Currently Vitamin A is supplemented nationally through clinic health programmes for children aged 6 – 60 months. Compulsory iodization of table salt was introduced in 1995 and mandatory fortification of all of all maize meal and wheat flour with vitamin A, thiamine, niacin, riboflavin, pyridoxine, foliate, iron and zinc, came into effect in 2003. However these measures have had varying success.

Vitamin A supplementation does not reach all children, or for long enough. For children aged 6 to 11 months and 12 to 59 months, vitamin A supplementation coverage rates nationally were 72.8% and 13.9%, respectively (www.hst.co.za) - the low rates probably reflect the poor clinic attendance of children above 2 years after completing their infant immunisations.

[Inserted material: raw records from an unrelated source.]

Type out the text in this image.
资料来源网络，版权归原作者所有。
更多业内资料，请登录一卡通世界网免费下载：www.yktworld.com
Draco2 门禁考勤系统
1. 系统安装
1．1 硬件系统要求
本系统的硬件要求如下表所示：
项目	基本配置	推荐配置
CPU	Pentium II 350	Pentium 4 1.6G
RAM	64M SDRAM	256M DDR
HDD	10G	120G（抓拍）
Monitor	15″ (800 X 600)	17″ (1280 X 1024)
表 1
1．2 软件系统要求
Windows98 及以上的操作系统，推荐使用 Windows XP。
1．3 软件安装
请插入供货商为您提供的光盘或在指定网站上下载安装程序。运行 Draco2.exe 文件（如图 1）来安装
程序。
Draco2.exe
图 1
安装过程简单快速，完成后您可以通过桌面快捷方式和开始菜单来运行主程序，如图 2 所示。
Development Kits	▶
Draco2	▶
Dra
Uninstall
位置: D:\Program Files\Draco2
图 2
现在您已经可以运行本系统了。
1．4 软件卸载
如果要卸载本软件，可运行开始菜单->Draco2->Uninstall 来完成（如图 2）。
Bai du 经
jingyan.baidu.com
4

Vitamin A deficiency results in a higher risk of maternal death, increased risk of death from measles and diarrhoea in children, reduced resistance to infections, delayed recovery from illness, and eye damage. Household food gardens have the potential to address this by providing an accessible source of micronutrients for family members.

In Bangladesh, food gardens are proven to provide dietary diversity and support the micronutrient intake for children. In South Africa, the research has been more divided, with a number of unenthusiastic conclusions made about its value in impacting on micronutrient intake. . However, recent research supports positive findings particularly in relation to Vitamin A intake.

Positive case stories in South Africa are reported by Faber et al (2002), with increased Vitamin A intake in children as a result of a home-based food production programme in rural KZN. One of the main reasons for this was the focus on growing Vitamin A rich foods. The project also had impact beyond those families with gardens. Increase in vitamin A intake was documented both for children from households with project gardens as well as for those without project gardens (although it was significantly higher for children with gardens.)

The Agricultural Research Council also conducted a food garden project in Lusikisiki, Eastern Cape, to investigate a food-based approach to dealing with Vitamin A deficiency. Evaluation of the project showed a favourable effect on child morbidity, nutritional knowledge and dietary intake of Vitamin A rich vegetables. Critically important to their success was the commitment of the health volunteers, and the use of staggered planting to ensure year round Vitamin A vegetables.

Income replacement

Although there is controversy about the ability of food gardens to generate a substantial income for gardeners, food gardens have the potential to both mitigate household expenditure on vegetables and, in some cases, generate a small income. This income ‘saving’ means that families are able to purchase more energy-dense foods and improve their nutrition because of the cost saving or income generated.

This is an important factor to consider when calculating the value of food gardens. In schools and ECD centres, the addition of vegetables to the school meals potentially frees some of the school-feeding budget to purchase additional foodstuffs. How regularly this happens in practise, and how large a saving is not clearly documented.

Studies show that an increase in income in rural areas results in increased expenditure on fresh and processed fruit and vegetables and meat, which has an impact on rural diets. The fact that social grants in South Africa appear to have been the most important contributor to reducing poverty and food insecurity in the poorest households, also illustrates the impact of income on nutrition (Aliber 2009).